Alexandra Stevenson was just 18 when she burst onto the world sports scene by advancing to the 1999 Wimbledon Women's Singles semifinals.
Stevenson, who captivated fans at the prestigious event with her all-around play and huge serve, is expected to play in York this coming weekend.
The daughter of Basketball Hall of Famer Julius "Dr. J" Erving is entered in the Cancer Awareness Mixed Doubles Invitational at the Country Club of York.
This is the second year for the event, which raised more than $3,500 last year.
"We have three world-class teams and a bunch of very good teams," said Mark Koons, director of tennis at the Country Club of York and head boys' tennis coach at Dallastown High School. "This may be the highest level of tennis played in York since the Futures Tournament (in the late 1980s and early 1990s)."

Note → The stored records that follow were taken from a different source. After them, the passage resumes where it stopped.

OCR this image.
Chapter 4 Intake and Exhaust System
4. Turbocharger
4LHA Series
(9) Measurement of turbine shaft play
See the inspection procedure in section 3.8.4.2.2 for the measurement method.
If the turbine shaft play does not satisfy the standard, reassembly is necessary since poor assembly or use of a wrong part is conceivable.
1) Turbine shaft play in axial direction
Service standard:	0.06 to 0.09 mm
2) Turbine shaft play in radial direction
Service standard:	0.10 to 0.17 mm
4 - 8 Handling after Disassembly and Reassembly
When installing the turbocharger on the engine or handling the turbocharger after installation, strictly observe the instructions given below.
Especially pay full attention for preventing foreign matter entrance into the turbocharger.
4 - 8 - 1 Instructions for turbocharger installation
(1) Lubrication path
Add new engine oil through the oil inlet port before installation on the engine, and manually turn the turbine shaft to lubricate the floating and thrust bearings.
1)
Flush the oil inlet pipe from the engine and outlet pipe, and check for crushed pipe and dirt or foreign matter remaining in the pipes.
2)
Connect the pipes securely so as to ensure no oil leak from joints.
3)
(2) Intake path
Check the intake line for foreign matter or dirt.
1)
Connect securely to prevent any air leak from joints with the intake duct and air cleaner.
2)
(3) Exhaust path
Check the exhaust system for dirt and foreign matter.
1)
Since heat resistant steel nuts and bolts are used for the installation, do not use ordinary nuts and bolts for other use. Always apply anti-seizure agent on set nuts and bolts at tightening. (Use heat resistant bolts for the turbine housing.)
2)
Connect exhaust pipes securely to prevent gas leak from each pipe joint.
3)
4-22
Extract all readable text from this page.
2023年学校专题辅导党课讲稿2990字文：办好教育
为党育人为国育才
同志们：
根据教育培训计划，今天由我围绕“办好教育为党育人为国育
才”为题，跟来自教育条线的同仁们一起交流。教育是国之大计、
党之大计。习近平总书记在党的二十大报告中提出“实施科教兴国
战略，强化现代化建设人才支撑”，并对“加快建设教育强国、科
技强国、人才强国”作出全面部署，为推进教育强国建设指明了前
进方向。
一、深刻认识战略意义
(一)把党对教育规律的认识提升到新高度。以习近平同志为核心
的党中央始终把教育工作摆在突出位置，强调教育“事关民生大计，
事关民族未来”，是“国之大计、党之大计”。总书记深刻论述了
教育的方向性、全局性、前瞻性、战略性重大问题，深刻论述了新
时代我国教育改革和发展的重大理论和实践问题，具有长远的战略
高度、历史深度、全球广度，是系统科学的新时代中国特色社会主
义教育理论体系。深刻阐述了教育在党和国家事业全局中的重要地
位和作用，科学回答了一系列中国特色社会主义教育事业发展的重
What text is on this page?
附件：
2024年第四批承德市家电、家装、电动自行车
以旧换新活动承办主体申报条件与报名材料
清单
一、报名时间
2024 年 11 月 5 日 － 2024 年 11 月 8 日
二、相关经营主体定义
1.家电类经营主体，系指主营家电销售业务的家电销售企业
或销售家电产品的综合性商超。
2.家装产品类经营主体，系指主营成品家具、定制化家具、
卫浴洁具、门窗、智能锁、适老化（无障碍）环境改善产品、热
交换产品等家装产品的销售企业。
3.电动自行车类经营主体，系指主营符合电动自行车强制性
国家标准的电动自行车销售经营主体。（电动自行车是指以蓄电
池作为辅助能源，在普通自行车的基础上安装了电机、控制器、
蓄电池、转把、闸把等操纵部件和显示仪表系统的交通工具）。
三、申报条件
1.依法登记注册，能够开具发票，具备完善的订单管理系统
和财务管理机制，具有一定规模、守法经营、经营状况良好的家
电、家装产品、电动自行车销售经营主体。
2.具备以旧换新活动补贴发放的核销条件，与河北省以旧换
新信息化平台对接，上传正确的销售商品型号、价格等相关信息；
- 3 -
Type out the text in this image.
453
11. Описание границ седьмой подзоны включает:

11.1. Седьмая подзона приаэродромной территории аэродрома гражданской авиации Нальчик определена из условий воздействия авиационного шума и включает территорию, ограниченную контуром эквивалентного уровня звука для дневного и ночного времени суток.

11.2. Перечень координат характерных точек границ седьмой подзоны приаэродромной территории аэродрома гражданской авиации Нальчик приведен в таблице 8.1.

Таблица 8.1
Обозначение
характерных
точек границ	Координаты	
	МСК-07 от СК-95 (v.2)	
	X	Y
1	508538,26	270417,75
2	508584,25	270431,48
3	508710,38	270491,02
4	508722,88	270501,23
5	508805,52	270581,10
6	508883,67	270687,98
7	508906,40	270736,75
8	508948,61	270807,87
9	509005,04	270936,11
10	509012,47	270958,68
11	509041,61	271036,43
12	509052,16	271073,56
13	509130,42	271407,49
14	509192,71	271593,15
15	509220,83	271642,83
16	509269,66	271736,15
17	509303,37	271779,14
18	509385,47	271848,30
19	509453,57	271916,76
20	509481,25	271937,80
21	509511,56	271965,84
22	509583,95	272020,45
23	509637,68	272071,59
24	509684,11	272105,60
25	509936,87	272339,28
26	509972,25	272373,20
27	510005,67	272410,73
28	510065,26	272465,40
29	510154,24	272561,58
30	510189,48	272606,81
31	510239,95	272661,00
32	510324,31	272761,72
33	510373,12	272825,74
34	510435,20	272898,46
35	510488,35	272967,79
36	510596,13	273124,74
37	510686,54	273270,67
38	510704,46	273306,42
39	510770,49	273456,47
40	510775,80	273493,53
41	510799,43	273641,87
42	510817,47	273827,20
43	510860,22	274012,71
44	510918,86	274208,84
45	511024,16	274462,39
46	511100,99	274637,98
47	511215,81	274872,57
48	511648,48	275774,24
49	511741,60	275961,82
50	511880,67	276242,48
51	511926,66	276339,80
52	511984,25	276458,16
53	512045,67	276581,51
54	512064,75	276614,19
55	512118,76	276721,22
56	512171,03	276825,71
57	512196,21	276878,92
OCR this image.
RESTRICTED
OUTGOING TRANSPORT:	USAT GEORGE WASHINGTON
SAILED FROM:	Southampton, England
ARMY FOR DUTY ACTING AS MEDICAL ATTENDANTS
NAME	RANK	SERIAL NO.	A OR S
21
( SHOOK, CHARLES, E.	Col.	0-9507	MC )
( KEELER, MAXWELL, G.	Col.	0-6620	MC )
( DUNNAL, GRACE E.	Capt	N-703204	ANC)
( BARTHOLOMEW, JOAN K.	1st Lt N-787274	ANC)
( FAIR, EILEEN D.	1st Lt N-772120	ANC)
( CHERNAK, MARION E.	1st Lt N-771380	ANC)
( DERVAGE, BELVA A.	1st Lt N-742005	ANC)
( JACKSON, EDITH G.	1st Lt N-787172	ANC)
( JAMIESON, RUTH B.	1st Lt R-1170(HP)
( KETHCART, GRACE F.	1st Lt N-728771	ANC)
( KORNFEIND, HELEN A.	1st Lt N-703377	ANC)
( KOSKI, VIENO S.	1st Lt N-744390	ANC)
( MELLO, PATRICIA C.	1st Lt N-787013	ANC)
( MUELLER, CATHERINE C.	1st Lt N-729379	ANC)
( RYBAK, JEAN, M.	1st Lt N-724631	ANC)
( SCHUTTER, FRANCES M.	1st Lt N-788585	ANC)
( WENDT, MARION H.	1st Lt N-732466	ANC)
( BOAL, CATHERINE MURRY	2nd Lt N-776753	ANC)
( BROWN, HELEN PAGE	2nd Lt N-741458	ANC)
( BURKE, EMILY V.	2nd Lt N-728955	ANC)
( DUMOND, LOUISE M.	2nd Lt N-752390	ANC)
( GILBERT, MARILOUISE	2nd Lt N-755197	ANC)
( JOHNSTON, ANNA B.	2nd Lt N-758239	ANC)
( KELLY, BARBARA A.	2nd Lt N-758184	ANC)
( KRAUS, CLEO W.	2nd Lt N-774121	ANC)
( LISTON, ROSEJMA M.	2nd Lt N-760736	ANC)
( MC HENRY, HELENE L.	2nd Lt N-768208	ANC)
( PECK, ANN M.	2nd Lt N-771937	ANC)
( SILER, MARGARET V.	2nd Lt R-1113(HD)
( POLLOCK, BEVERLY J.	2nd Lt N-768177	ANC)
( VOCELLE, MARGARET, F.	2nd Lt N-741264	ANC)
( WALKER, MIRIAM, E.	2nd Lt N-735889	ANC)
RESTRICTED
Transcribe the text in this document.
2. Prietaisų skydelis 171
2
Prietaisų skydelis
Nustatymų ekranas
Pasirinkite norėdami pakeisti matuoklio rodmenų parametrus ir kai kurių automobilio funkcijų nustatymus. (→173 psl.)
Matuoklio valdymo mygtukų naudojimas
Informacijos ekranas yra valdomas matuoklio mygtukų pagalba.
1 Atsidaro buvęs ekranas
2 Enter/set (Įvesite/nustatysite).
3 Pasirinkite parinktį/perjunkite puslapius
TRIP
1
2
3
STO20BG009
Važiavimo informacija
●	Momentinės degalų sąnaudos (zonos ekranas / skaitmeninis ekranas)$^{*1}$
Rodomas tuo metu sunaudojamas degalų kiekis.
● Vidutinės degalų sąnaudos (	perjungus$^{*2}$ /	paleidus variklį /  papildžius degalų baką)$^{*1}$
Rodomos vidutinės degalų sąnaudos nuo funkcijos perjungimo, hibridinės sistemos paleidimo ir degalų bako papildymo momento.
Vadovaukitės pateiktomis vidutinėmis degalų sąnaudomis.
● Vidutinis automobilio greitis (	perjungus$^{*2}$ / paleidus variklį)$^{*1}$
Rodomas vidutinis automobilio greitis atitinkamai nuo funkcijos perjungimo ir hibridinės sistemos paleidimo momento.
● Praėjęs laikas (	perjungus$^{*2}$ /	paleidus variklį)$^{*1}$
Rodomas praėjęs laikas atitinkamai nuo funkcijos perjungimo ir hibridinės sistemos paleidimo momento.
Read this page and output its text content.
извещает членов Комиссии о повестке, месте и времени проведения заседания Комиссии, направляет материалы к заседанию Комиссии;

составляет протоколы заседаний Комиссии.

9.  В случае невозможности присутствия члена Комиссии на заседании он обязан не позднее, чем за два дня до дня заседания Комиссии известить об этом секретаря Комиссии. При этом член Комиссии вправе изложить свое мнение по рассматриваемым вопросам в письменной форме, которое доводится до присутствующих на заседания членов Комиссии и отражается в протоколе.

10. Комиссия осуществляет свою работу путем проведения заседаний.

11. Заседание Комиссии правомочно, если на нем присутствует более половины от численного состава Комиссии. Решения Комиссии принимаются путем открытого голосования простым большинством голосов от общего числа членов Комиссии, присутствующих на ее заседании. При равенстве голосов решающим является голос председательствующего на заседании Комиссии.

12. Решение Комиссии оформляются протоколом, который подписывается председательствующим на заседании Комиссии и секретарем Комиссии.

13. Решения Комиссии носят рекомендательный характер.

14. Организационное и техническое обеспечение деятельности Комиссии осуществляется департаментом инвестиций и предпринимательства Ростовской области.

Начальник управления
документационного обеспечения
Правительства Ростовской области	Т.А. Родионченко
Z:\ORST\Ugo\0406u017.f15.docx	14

Stevenson, ranked No. 18 in the world in 2002, is part of a field that also includes Julia Cohen (who is ranked in the top 100 in the world), Punch Maleka (who represented South Africa on a Davis Cup team) and local favorites, Holden Koons, Craig Diehl, Carrie Moyer, Lisa Bornt-Davis and Evan Andrews.
"We wanted to do two things with this tournament," Mark Koons said. "Raise money for a local charity and bring world-class tennis to York. Last year, it was great to get one (a tournament) going, and we'll be looking to build on it each year."
Koons said anyone interested in seeing high-class tennis is invited to attend. Play is scheduled for Saturday and Sunday beginning at noon on both days, and admission is free. As of this past Friday, 12 teams had signed up to play, and Koons was hoping for a 13th team.
Stevenson, whose first serve was recorded at 120-plus mph and her second serve at 105 mph, will give a clinic on Friday, the day before the matches get under way.
There will be a sponsors' tent where the community may purchase tickets for $20 to raise money for the charity.
The championship winners are expected to receive $1,000.